Why crappy stuff at work made me think about me and my happiness, is because of this:
somehow I seem to be reacting to this situation with far more emotion than most. I am not the only one affected, but I certainly seem to be the most annoyed. I feel sorry for others for having to put up with the situation and I can’t help feeling sad for losing co-workers in the process, even if no one is really losing a job. For all I know, they might not even care that much. Some perhaps even welcome the change. But that doesn’t fix the way I’m feeling, nor expedite my getting out of this funk.
Perhaps the easier way for me (or anyone for that matter) would be to just “go with the flow”. I’ve been given this advice before and many times I try to follow it. But it also feels like a contradiction with my core of existence. In some ways I want to be allowed to be angry and sad and disappointed. This is not like complaining about weather conditions or bad tv selection.
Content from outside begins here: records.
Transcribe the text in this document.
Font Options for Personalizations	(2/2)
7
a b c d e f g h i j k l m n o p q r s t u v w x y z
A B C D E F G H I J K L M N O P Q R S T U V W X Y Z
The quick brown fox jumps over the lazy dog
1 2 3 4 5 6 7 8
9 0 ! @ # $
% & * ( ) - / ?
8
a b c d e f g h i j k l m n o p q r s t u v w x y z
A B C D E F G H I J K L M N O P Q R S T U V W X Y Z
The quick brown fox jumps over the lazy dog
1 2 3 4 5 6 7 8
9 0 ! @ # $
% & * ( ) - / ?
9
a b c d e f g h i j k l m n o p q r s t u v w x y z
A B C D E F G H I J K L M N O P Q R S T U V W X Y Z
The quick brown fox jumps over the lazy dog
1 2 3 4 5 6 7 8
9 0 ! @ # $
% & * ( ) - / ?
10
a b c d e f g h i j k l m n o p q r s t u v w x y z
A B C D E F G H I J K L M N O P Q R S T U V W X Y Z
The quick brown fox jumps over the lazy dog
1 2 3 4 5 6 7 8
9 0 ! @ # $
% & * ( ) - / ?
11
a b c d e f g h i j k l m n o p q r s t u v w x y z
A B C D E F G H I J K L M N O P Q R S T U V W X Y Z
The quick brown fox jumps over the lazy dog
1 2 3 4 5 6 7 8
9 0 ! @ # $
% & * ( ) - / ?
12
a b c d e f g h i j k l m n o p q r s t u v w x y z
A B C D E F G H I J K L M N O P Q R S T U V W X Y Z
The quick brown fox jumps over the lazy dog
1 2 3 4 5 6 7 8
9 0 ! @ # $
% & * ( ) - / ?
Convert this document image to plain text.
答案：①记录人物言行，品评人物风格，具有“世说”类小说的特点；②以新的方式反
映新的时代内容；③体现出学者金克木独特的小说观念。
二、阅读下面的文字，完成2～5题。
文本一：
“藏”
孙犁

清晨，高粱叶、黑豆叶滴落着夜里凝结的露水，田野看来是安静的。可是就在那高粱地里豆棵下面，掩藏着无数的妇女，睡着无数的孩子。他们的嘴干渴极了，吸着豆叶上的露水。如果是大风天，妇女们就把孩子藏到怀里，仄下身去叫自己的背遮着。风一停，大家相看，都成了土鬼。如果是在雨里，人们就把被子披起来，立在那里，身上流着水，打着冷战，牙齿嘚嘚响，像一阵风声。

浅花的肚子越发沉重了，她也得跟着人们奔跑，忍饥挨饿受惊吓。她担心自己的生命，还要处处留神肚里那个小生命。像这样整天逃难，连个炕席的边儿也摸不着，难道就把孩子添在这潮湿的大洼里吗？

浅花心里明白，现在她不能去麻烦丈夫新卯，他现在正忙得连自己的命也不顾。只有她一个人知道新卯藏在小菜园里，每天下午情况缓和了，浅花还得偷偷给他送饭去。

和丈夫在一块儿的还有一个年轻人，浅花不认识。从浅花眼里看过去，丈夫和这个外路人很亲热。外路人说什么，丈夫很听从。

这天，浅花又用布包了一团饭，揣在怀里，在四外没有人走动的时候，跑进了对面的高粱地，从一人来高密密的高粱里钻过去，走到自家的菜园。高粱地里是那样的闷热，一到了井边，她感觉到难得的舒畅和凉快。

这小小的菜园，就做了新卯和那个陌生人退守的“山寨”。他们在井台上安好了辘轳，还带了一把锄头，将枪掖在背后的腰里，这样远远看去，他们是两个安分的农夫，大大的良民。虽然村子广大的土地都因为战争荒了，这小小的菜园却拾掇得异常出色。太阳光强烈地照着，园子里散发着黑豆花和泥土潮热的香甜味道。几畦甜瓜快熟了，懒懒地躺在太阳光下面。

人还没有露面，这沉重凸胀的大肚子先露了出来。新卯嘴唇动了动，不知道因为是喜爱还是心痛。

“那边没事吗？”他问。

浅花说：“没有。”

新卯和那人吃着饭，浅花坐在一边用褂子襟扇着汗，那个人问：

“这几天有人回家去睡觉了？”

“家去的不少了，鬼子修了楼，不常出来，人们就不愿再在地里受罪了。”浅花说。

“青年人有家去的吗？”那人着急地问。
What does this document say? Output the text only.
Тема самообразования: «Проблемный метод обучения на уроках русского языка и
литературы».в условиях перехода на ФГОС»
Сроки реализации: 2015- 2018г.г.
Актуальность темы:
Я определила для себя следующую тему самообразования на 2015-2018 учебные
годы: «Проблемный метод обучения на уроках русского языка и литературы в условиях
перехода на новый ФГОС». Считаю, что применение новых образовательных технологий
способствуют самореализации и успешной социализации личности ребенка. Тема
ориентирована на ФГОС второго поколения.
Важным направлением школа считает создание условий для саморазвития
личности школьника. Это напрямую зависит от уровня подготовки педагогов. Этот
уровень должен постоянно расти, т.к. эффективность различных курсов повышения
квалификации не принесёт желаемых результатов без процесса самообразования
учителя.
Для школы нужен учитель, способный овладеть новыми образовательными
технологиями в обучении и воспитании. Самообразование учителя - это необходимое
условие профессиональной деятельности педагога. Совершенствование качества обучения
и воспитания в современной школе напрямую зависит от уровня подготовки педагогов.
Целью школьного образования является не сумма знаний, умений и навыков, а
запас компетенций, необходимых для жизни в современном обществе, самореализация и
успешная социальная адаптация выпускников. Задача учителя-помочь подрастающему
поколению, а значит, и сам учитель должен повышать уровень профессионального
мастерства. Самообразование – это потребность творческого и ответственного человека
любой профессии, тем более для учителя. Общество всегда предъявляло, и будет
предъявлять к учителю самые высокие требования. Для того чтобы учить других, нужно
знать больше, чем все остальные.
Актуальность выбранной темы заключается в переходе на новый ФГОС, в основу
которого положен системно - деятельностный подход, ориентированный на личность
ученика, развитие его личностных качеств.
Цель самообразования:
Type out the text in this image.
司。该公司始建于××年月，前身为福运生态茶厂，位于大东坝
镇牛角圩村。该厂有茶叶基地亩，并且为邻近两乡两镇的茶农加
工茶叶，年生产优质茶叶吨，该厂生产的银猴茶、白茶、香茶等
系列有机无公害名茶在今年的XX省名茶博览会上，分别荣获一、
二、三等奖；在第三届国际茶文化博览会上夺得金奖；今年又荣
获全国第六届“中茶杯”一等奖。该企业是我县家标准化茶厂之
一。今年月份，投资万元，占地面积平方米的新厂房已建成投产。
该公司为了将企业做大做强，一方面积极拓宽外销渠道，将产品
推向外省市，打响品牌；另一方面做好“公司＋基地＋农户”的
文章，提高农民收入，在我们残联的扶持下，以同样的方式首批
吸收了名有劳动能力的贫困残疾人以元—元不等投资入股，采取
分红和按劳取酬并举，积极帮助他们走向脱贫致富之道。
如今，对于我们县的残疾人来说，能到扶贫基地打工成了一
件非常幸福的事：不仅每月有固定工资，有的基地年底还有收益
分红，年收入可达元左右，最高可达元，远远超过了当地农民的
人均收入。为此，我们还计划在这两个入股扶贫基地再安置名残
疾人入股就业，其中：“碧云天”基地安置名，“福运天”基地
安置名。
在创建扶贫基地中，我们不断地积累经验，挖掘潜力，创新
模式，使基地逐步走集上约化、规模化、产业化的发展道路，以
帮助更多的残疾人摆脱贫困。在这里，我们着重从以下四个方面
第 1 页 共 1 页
Is this what my core is really like?
I certainly realize, it’s not helping me with anything. Is being angry and sad and disappointed just something I have learned through the years to expect of myself, perhaps what others expect me to be like.
I want to expect of myself more positive thinking and seeing the silver lining in things. Like I have written before, more often than not I am able to do so these days.
It’s just that when something “big” happens, that is not necessarily positive in nature, it still shakes me up pretty bad. Perhaps it just takes time for my bouncing back routine to become faster?
Learning to be positive
At least Gretchen Rubin is giving me some hope, while smashing happiness myths, about how our genetic predisposition doesn’t have to be the end of all things happy.
Obviously I am leaning more towards that Eeyore type genetically. But by just some months of concentrating on what could bring me joy in everyday life, I indeed have become happier. But boy this journey is going to be a long one!
Would love to hear your surviving methods on generally dealing with the uncertainty, the things that really are out of your hands.
When do you think it’s ok to feel sad, angry and disappointed?